The man began to study while in prison and after his release, he became a doctor of criminology.
Stephen Akpabio-Klementowski was sentenced to 16 years in prison for drug trafficking, but managed to study, reintegrate and become a doctor and associate professor of criminology at the UK Open University, he says in a documentary made this month by the BBC.
«Life was hard, I had to take what I could get.
Akpabio-Klementowski as a teenager his father died in a car accident. «Life was hard, I had to grab what I could,» the man says, stressing that by that time he did not see the world as a meritocracy.
«Being sent to prison for dealing drugs was a shock,» he said. After the first three months, during which he did not talk to anyone, he began to work in the kitchens of the prison, where he began to interact with other people.
Fearing the future
As he got to know more people, he gave way to having his educational potential assessed and was encouraged to enroll in the Open University. «The most difficult barrier was really inside me,» says the former convict, who at the time left school without completing his studies. «I was afraid of my future and decided to try,» he says.
He discovered that he loved learning
Stephen combined his work in the kitchen with his study at night, which he did in the bathroom so as not to disturb his cellmate while he slept. When he finished his first year, he decided to continue his training, as he discovered that he loved learning, even though other prisoners and guards told him that he was wasting his time and that his studies would be something in vain, because he had a criminal record.

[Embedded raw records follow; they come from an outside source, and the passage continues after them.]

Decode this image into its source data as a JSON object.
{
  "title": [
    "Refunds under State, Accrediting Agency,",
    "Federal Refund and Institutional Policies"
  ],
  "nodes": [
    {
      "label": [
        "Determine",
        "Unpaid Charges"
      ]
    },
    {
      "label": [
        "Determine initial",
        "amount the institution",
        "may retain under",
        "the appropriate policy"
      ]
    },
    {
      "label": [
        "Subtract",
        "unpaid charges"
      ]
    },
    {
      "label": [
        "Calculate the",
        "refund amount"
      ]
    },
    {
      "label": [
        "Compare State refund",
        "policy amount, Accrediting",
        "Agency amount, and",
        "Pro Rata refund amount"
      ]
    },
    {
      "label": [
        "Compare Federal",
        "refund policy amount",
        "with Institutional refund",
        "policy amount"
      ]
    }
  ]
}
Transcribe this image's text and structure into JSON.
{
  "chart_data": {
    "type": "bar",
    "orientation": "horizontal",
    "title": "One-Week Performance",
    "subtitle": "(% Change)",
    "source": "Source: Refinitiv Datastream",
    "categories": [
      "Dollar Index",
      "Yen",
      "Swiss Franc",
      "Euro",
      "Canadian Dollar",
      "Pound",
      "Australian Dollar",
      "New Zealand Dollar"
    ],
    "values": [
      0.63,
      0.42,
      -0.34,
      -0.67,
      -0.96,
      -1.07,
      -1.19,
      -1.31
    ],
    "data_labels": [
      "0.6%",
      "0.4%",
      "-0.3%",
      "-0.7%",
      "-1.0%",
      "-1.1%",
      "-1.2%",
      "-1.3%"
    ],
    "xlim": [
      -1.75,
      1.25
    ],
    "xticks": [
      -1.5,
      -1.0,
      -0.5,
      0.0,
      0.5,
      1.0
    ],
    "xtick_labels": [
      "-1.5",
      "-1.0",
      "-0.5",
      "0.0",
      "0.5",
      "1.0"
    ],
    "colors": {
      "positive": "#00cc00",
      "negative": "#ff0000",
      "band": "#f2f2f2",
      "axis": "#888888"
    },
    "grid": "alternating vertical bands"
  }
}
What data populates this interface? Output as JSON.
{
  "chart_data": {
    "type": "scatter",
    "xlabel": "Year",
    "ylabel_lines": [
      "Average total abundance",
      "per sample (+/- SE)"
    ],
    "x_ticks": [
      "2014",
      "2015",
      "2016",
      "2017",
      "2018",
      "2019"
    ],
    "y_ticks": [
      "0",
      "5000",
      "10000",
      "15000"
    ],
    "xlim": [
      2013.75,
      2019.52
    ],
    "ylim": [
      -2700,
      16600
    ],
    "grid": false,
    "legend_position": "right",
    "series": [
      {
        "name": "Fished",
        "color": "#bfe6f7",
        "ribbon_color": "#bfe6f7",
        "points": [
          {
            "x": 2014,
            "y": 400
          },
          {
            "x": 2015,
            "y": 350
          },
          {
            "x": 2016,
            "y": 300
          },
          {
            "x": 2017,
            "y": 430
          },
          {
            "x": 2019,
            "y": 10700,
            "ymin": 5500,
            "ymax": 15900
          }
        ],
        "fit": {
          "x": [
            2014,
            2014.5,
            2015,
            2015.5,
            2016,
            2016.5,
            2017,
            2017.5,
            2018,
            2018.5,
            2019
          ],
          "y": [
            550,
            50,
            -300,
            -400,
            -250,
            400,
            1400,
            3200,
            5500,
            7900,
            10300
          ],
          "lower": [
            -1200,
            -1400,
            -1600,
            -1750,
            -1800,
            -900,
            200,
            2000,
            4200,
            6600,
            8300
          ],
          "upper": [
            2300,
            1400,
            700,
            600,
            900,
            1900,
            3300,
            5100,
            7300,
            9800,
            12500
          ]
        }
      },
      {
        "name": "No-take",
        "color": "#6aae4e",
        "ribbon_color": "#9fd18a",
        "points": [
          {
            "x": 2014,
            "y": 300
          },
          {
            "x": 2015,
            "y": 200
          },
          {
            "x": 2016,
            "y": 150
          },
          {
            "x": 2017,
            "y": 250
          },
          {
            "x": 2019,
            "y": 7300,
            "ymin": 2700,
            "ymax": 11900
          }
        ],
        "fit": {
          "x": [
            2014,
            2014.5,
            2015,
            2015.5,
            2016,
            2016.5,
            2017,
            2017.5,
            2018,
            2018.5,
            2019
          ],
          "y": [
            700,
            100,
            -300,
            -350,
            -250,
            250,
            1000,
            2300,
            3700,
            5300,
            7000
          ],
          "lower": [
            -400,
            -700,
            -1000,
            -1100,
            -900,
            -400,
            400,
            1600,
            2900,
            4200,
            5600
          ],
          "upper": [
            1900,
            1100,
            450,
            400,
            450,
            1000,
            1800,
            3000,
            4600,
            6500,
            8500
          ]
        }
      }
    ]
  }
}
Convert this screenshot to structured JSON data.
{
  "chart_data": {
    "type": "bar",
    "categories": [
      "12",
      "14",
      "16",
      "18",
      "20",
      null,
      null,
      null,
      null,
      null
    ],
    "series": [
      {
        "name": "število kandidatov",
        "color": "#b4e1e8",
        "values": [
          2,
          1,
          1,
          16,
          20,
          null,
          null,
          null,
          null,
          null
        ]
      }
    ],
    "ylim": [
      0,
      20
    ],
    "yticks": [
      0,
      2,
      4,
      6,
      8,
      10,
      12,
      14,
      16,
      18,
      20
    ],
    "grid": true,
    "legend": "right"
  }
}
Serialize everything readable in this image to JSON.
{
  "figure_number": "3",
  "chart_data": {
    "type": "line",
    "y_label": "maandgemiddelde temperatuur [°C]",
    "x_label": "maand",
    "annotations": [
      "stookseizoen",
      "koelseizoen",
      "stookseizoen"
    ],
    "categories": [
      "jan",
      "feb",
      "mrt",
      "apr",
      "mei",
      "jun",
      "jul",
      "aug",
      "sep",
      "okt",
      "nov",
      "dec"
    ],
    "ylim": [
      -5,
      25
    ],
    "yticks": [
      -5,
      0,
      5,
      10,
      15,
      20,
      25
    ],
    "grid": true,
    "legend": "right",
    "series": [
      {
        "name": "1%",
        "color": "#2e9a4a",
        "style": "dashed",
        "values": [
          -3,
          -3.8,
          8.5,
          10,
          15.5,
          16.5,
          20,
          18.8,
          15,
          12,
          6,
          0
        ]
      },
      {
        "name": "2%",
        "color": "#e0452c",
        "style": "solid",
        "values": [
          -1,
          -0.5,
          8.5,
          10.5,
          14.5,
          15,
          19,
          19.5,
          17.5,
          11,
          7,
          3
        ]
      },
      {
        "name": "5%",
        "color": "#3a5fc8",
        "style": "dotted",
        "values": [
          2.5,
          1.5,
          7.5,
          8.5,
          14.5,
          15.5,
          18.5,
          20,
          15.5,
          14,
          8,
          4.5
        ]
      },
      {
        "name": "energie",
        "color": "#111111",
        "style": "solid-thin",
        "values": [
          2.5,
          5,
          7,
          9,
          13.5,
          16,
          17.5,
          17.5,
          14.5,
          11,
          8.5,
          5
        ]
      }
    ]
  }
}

After serving half of his sentence he was released. He had given him time to complete two more master’s level degrees and got a job interacting with students in the nation’s prisons.
It’s just a label
«Almost half of all prisoners have left school without any formal qualifications,» reveals Akpabio-Klementowski, urging others to follow in his footsteps and educate themselves, convinced that «everyone has the potential and power to change.
In response, the ex-convict recalls that several studies have shown that education minimizes the relapse of prisoners, because it allows them to make different choices.
«Is the main purpose of prison to punish or to help find a different path,» he asks.
He asserts that the word prisoner is just a label. «I found freedom within my own mind,» he says, insisting that everyone must remember that they have the ability to learn and change for the better.
Dr Stephen Akpabio-Klementowski was sentenced to 16 years for drug dealing. He turned his life around, earning three degrees in prison and then going on to gain his Phd after his release.